= Sisters of Saint Martha =

The Sisters of St. Martha were founded as a religious congregation in 1900 at Antigonish, Nova Scotia. The Sisters of St. Martha are members of the Sisters of Charity Federation.

==History==
The Sisters of St. Martha were formally established as a religious congregation in 1900. The first members came from a group of women who had responded to a call in 1894 from Bishop of Antigonish John Cameron. They were to be part of an auxiliary congregation of the Sisters of Charity of Saint Vincent de Paul (Halifax) in Halifax, and prepared for the ministry of household management at St. Francis Xavier College. Back in the 1880s and 90's, St. Francis Xavier College, established in 1855 in Antigonish, Nova Scotia, faced financial trouble because of difficulties in obtaining and keeping a permanent staff for the household needs of the university. At that time the college was a preseminary for young men as well as a regular academic college.

Mother Fidelis, the Superior General of the Sisters of Charity at the time the sisters were to come to Antigonish in 1897, maintained that the ‘Sisterhood” of the auxiliary sisters had been established a year before Bishop Cameron asked the Sisters of Charity to include St. F.X. University among the institutes managed by the members of the auxiliary sisters. Both views could be correct. In 1894, the development of the institute of auxiliary sisters was in an early stage. Their novitiate seems to have been at the Sisters of Charity convent in Wellesley, Massachusetts, and possibly the novitiate had no more than five members. It appears that, after the order's agreement with Bishop Cameron, the novitiate was transferred to the motherhouse in Halifax in order to receive the candidates from the Diocese of Antigonish, as well as candidates from other dioceses.

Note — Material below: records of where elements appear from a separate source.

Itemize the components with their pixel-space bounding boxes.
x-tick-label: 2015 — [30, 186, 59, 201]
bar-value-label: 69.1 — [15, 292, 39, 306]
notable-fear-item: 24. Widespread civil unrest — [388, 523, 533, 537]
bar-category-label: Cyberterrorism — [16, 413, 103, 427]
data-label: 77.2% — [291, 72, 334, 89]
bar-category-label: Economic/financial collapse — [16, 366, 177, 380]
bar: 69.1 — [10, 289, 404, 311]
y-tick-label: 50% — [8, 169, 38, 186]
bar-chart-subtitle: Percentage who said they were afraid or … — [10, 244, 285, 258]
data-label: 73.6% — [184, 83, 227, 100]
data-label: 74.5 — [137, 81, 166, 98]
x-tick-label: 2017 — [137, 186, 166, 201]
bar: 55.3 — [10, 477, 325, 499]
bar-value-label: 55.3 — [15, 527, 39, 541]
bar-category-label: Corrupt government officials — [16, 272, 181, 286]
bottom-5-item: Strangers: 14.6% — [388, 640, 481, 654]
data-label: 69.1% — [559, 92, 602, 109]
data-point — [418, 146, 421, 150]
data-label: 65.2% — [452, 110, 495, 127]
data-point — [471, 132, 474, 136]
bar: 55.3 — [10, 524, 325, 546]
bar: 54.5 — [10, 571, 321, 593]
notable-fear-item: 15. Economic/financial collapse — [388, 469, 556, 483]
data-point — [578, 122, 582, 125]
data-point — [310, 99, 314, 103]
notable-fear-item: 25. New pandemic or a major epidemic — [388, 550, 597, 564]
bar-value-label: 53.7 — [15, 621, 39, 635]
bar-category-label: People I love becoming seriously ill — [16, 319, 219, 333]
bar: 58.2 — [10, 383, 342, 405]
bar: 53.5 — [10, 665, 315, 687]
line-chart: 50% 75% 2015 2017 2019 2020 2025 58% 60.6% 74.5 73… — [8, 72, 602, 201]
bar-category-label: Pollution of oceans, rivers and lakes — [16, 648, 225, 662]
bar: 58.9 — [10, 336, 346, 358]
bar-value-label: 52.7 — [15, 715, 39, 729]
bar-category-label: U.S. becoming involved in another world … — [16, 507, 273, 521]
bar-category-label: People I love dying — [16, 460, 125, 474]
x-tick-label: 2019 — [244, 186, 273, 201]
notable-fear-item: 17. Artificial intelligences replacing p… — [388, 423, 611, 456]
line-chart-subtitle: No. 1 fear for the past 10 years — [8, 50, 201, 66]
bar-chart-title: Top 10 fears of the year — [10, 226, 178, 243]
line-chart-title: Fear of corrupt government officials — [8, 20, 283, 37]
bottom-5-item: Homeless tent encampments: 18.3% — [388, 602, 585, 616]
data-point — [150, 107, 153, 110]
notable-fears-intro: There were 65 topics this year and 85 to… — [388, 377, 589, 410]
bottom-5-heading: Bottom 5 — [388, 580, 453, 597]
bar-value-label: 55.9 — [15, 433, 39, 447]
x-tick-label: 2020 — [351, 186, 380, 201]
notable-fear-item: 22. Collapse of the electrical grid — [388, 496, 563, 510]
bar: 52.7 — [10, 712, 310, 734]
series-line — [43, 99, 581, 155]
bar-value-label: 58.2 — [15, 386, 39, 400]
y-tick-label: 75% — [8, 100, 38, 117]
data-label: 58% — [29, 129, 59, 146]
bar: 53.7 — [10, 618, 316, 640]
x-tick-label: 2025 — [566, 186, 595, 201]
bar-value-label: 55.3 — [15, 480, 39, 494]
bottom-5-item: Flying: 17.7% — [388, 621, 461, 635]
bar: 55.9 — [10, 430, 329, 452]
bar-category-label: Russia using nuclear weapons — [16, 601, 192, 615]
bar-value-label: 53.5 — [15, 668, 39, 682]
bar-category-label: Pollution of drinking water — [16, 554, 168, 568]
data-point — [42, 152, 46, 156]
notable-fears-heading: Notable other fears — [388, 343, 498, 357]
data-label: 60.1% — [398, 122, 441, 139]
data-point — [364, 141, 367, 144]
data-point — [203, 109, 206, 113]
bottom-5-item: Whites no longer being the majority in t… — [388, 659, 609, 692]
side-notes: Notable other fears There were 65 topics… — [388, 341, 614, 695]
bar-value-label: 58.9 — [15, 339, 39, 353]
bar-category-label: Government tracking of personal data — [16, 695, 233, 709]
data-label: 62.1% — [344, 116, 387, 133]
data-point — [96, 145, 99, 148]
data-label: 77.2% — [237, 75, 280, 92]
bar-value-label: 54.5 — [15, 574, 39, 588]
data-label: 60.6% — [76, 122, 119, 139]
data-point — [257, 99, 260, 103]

The basic spiritual formation of the candidates, as well as training in work skills, was provided by a novice mistress and a mistress of work, both Sisters of Charity. The auxiliary Sisters of St. Martha had their own rules and regulations, distinct from the Sisters of Charity.

In 1897 a group of sisters, known as the Sisters of Saint Martha, came to Saint Francis Xavier College; they were still under the direction of the Sisters of Charity. The sisters worked in the household department of St. Francis Xavier, reorganizing, cooking, cleaning, and caring for the sick in the university infirmary. In 1900 Bishop Cameron expressed a wish to establish a separate congregation for Saint Francis Xavier College from among the sisters of the Antigonish diocese who had entered and trained in Halifax. During a retreat, the sisters were invited to establish themselves as a new and separate religious institute and to indicate their choice by standing. Thirteen women stood.

On July 16, 1900, the first volunteers arrived in Antigonish and continued to support the seminary, also expanding their medical services to the community.

In 1906, the sisters were invited to open their first hospital. Care of homeless and neglected children began in 1917, followed by care of unmarried mothers and, later, by family social services. Teaching in rural schools began in 1925. In later years the congregation extended its service to include diversified forms of social work and pastoral ministry.

After the Second Vatican Council the Sisters of Saint Martha experienced challenges. A decrease in membership brought a reduction in ministries. As the council had encouraged religious congregations to appreciate their founding charisms, sacrifices were made and congregation resources were stretched to enable sisters to engage in theological studies, periods of spiritual renewal, spirituality programs and sabbath time. Renewal Centers were established, offering sacred space where laity and religious could gather for personal and communal renewal.

==Present day==
In the year 2000, the congregation marked the centenary of their founding.

Since 2013, land behind the motherhouse has been utilized in the congregations's "New Growers Program" for market gardens.

In 2018 the fifty-eight sisters living at the Bethany motherhouse relocated to the nearby Parkland Antigonish, a senior residence facility. The motherhouse was demolished and the site redeveloped as a park, Bethany Centennial Garden.

The Sisters of St. Martha serve in Nova Scotia, Quebec, and Alberta as social workers, in spirituality programs and in street ministry.